17th Street Tangy Pit Beans

2 tablespoons prepared yellow mustard
3 cups ketchup
1 cup diced onion
1 green or red bell pepper, seeded and diced
1 1/2 cups packed brown sugar
1/2 cup honey
1 to 1 1/2 tablespoons Magic Dust
28-ounce can pork and beans
16- to 19-ounce can large red kidney beans, drained and rinsed
15 1/2-ounce can chili-flavored beans
15 1/2-ounce can large butter beans (aka lima beans)
15 1/2-ounce can of a fifth bean of your choice, drained and rinsed
4 or 5 strips of bacon

Preheat the oven to 350 F.

Mix together the mustard, ketchup, Magic Dust, onion, bell pepper, brown sugar and honey in a large bowl, taking care to break up all the lumps of sugar.
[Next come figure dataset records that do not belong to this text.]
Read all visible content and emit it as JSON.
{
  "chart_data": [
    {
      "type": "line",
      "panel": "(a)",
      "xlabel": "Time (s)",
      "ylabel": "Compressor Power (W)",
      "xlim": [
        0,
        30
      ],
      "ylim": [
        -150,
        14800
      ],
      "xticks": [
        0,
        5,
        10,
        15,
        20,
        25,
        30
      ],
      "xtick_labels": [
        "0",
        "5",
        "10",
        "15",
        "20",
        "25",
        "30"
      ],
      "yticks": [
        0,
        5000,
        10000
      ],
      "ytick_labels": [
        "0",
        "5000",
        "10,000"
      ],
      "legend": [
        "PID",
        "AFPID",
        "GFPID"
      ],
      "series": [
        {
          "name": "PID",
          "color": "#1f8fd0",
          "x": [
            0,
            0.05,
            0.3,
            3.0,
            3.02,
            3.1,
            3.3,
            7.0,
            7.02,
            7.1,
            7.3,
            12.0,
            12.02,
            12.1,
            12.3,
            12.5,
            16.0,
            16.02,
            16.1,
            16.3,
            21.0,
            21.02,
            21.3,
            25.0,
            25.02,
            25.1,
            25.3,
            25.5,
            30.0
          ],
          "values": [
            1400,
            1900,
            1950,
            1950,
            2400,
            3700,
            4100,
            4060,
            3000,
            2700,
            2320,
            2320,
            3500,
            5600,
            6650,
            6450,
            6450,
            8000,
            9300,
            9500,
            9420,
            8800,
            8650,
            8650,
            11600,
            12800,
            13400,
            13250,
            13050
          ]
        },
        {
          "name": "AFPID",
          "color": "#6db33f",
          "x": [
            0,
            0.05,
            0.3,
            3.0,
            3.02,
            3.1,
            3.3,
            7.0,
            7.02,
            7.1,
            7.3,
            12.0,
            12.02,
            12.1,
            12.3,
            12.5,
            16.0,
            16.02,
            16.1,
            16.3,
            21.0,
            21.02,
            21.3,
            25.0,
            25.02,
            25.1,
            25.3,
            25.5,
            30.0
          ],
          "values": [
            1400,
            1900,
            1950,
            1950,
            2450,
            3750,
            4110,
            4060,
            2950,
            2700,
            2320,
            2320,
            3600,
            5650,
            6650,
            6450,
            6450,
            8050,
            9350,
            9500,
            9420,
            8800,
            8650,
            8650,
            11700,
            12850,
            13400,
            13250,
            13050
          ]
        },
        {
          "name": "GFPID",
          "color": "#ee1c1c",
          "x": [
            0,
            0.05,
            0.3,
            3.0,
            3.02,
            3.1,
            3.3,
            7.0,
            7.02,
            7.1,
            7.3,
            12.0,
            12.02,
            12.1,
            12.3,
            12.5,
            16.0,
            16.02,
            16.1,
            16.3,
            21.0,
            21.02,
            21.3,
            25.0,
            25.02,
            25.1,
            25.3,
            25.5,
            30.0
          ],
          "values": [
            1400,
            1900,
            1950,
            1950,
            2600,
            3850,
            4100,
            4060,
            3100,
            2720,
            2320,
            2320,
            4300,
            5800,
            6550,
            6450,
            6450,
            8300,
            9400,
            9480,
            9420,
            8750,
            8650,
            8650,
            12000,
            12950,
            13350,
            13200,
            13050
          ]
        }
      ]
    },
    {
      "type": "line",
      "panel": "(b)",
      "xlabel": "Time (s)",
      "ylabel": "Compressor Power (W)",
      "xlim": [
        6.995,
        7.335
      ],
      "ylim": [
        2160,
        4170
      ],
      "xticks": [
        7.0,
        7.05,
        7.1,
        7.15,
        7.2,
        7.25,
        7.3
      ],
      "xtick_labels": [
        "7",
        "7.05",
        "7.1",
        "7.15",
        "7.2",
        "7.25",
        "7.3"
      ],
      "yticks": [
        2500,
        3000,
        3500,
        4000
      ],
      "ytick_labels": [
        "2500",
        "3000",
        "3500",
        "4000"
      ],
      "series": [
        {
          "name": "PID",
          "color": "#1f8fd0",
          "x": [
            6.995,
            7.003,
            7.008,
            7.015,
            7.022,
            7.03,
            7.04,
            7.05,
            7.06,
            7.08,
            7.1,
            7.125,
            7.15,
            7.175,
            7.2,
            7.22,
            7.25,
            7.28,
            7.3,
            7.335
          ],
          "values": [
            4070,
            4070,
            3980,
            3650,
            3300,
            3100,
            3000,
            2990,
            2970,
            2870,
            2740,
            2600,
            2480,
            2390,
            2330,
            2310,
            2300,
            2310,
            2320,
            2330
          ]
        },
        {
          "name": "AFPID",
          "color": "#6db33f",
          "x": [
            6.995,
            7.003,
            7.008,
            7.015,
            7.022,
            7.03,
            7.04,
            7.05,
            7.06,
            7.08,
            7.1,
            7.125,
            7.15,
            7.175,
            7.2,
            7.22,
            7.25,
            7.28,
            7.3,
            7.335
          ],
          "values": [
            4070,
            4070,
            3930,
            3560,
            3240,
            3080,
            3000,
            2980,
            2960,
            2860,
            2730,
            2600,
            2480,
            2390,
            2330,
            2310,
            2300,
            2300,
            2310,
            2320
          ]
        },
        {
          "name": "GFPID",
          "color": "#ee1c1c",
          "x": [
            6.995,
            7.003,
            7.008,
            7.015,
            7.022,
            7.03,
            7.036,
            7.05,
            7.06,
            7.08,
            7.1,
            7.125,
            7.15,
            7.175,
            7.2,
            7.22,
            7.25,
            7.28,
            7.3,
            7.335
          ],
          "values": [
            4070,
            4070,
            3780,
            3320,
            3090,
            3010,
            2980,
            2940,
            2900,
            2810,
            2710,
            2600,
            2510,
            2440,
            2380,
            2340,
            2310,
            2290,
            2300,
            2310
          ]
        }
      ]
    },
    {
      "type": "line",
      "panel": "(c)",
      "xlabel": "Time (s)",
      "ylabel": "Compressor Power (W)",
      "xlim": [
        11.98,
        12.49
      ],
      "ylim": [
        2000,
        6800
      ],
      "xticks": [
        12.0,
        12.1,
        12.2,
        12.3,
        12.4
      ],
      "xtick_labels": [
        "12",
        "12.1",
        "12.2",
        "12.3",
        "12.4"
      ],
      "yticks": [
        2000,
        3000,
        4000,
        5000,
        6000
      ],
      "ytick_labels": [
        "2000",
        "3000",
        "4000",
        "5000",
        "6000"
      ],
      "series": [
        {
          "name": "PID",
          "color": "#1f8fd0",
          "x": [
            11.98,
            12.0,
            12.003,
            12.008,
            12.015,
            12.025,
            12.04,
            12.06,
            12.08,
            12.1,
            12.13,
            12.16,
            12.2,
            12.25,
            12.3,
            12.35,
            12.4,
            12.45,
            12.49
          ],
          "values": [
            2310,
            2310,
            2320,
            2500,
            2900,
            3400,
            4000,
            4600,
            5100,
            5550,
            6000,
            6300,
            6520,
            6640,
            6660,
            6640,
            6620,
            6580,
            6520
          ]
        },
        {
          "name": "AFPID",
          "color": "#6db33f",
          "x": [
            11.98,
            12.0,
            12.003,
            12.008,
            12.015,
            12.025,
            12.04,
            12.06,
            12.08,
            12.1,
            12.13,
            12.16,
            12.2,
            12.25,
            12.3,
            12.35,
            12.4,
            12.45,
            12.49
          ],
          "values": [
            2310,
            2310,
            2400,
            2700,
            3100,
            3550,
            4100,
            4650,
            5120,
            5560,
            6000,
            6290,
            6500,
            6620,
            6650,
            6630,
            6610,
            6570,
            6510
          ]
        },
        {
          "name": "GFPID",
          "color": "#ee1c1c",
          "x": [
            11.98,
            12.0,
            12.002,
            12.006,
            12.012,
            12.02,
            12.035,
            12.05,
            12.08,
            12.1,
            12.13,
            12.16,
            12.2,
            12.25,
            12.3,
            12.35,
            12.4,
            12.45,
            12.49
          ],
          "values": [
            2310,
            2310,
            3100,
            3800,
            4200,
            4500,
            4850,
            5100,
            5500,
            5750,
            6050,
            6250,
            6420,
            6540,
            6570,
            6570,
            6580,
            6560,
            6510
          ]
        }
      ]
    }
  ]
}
Add the beans, stirring gently with clean hands or a big spoon, just enough to evenly distribute the mixture. (Overmixing will cause the skins of the beans to burst and the consistency will become mushy.)

Pour into a 13-by-19-inch baking dish. Lay the bacon strips across the top. Cover with aluminium foil and bake for 45 minutes. Remove the foil and bake for an additional 15 minutes, or until bub-bly.

Makes 10 to 15 servings.

Note: These beans reheat well and will keep in the refrigerator for up to one week. They may also be frozen for up to one month.


----------



## Constance (Jul 26, 2005)

Raine, could this be a 17th St. Bar & Grill recipe? The original people who won the Memphis in May BBQ contest 2 years in a row are from a town near here, and have 2 restaurants in this area. 
Talk about yummy baby back ribs and pulled pork!


----------



## Constance (Jul 26, 2005)

I did a search, and it's the same guy...and it was 3, not 2, championships.

"MIKE MILLS is the only person to win three Grand World Champion titles at the Memphis in May International Barbecue Festival. He is also barbecue guru and partner at Danny Meyer's Blue Smoke restaurant in New York City and owner of six notable barbecue joints, two in Southern Illinois and four in Las Vegas."

Here's a recipe for the Magic Dust:

To make it a little more hot and spicy, increase the mustard powder and black pepper to 1/4 cup each.

1/2 cup paprika 
1/4 cup kosher salt, finely ground
1/4 cup sugar
2 tablespoons mustard powder
1/4 cup chili powder
1/4 cup ground cumin
2 tablespoons ground black pepper
1/4 cup granulated garlic
2 tablespoons cayenne


Mix all ingredients and store in a tightly covered container. You'll want to keep some in a shaker next to the grill or stove. Keeps indefinitely but won't last long.


----------



## Raine (Jul 26, 2005)

Yep, believe it from Mike Mills. Think I posted the magic dust recipe already.


----------